Quizá esta larga introducción para
empezar a hablar de la exposición de Leslie Smith III (Maryland,
1985) en la galería Ponce+Robles
haya desanimado a muchos, pero se me antoja como fundamental para ponernos en
contexto. Y es que la red de influencias y diálogos que establece la pintura en
la actualidad llega tal lejos –muy lejos en este caso– como la capacidad del
pintor haga posible.
En este sentido Smith asume la herencia expresionista-abstracta pero para invertir
lo que era su destino. Porque si semejante destino puede resumirse de forma harto
patente en el suicidio del propio Rothko
un año antes de la inauguración de la celebérrima capilla, Smith dialoga con sus mayores desde una premisa bien concreta: la
pintura ya no está para grandes cosas. Pero este leitmotiv, más que el
certificado de defunción con que ha cargado la pintura desde hace casi un
siglo, no es sino su más específica salvación. Y es que solo puede ser “viviendo
en la tierra plana”, dejándose de mistificaciones y mitificaciones, como la
pintura se descubre como lo que siempre ha sido: la punta de lanza del estatuto
epistémico del arte. Un estatuto que ya no puede ir en pos de su esencia sino
que es en tanto que se abre al diálogo con su pasado, con su ya-sido.
Es así que la tan cacareada muerte de
la pintura no hay que tomársela nunca al pie de la letra: señala simplemente la
imposibilidad dialógica que la pintura experimentó debido a esos trasiegos
ontoteológicos con los cargó, primero en las vanguardias y, después, en ciertos
desarrollos –los más exitosos– de la neo-vanguardia. La labor pictórica de Smith se comprende por tanto como un
abrir de nuevo la trama, dejar que entre aire a una habitación donde el sopor
contemplativo-trascendental hacía irrespirable el permanecer mucho tiempo
dentro.
La pintura de Smith tiene un principio y un final bien claro: el lienzo. Un lienzo
al que corta, une y separa para subrayar la cualidad “superficial” de su
pintura. Pero, ese esfuerzo por mantenerse en el lienzo es arduo y difícil: es,
y pese a las apariencias, lo que nunca se ha hecho del todo. Porque no hay en
su trabajo superficie metafísica en la que adentrarse (Chirico), no hay ninguna organización estético-trascendental (Mondrian), no hay revelación alguna en
la contemplación de las formas (Malévich).

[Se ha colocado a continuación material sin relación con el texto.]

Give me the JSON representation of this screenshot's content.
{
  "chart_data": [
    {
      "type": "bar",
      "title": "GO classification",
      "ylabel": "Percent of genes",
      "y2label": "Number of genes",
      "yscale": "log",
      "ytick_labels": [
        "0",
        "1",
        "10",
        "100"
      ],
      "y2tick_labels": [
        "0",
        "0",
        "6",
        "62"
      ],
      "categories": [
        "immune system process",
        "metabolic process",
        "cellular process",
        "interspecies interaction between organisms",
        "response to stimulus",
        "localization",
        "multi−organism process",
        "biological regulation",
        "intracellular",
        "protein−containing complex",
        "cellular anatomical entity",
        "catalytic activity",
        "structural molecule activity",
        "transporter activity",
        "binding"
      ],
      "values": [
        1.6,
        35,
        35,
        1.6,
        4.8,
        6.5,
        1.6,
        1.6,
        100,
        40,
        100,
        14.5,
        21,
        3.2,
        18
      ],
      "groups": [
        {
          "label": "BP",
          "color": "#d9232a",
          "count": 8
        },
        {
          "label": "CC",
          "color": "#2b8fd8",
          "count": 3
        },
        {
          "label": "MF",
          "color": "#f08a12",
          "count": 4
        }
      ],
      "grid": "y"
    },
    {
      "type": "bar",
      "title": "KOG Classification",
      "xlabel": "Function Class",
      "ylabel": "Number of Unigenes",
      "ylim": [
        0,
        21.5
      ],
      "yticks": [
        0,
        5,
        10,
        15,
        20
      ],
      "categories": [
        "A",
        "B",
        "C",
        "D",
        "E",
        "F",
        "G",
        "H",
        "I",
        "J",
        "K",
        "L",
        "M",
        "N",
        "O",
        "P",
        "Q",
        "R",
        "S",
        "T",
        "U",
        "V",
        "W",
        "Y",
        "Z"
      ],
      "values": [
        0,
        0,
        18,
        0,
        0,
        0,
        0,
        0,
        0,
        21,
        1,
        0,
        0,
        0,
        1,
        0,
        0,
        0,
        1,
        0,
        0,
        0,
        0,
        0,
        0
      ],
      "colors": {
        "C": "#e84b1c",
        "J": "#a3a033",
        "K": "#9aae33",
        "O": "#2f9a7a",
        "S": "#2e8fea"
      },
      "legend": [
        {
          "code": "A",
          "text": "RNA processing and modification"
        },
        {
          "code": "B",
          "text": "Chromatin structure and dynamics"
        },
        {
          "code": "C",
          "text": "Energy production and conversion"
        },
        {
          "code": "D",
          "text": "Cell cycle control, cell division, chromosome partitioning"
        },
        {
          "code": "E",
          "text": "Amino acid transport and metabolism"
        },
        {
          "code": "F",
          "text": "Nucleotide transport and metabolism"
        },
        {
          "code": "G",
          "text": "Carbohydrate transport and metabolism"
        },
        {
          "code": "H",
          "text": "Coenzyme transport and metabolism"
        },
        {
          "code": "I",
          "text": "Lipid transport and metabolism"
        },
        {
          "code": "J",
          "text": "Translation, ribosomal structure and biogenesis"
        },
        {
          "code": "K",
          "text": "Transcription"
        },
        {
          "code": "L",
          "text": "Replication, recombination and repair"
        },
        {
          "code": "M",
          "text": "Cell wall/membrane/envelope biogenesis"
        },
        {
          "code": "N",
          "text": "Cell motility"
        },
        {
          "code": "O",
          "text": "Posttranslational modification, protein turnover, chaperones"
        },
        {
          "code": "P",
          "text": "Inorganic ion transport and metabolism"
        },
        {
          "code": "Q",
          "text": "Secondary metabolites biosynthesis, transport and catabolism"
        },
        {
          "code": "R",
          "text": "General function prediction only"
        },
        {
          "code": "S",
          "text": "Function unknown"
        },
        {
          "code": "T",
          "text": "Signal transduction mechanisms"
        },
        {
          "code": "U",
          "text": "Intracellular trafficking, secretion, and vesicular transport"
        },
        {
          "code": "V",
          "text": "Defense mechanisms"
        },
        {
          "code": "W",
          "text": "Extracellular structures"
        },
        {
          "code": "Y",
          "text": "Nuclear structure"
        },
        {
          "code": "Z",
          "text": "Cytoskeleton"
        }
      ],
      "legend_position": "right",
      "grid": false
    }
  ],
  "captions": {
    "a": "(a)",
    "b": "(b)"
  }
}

Pero tampoco hay rastro alguno de la eclosión libertina de Pollock; no hay nada que lo vincule con el sesgo mistizoide de Rothko y compañía. El lienzo, para el
joven artista norteamericano, no está simplemente ahí, como superficie
fenomenológica: el lienzo es emplazamiento para el debate, la lucha, la torsión
e, incluso, y como la vida misma, la contradicción.
En conclusión, si la
pintura de Leslie Smith III es sumamente libre es porque
obedece en el diálogo que la tradición le dirige. Y es que obedecer, contra lo que suele pensarse, no es ni mucho menos agachar las orejas: es levantar la mirada y no evadir el interrogante que la historia de la pintura, con sus aciertos y sobre todo sus errores, dirige al pintor.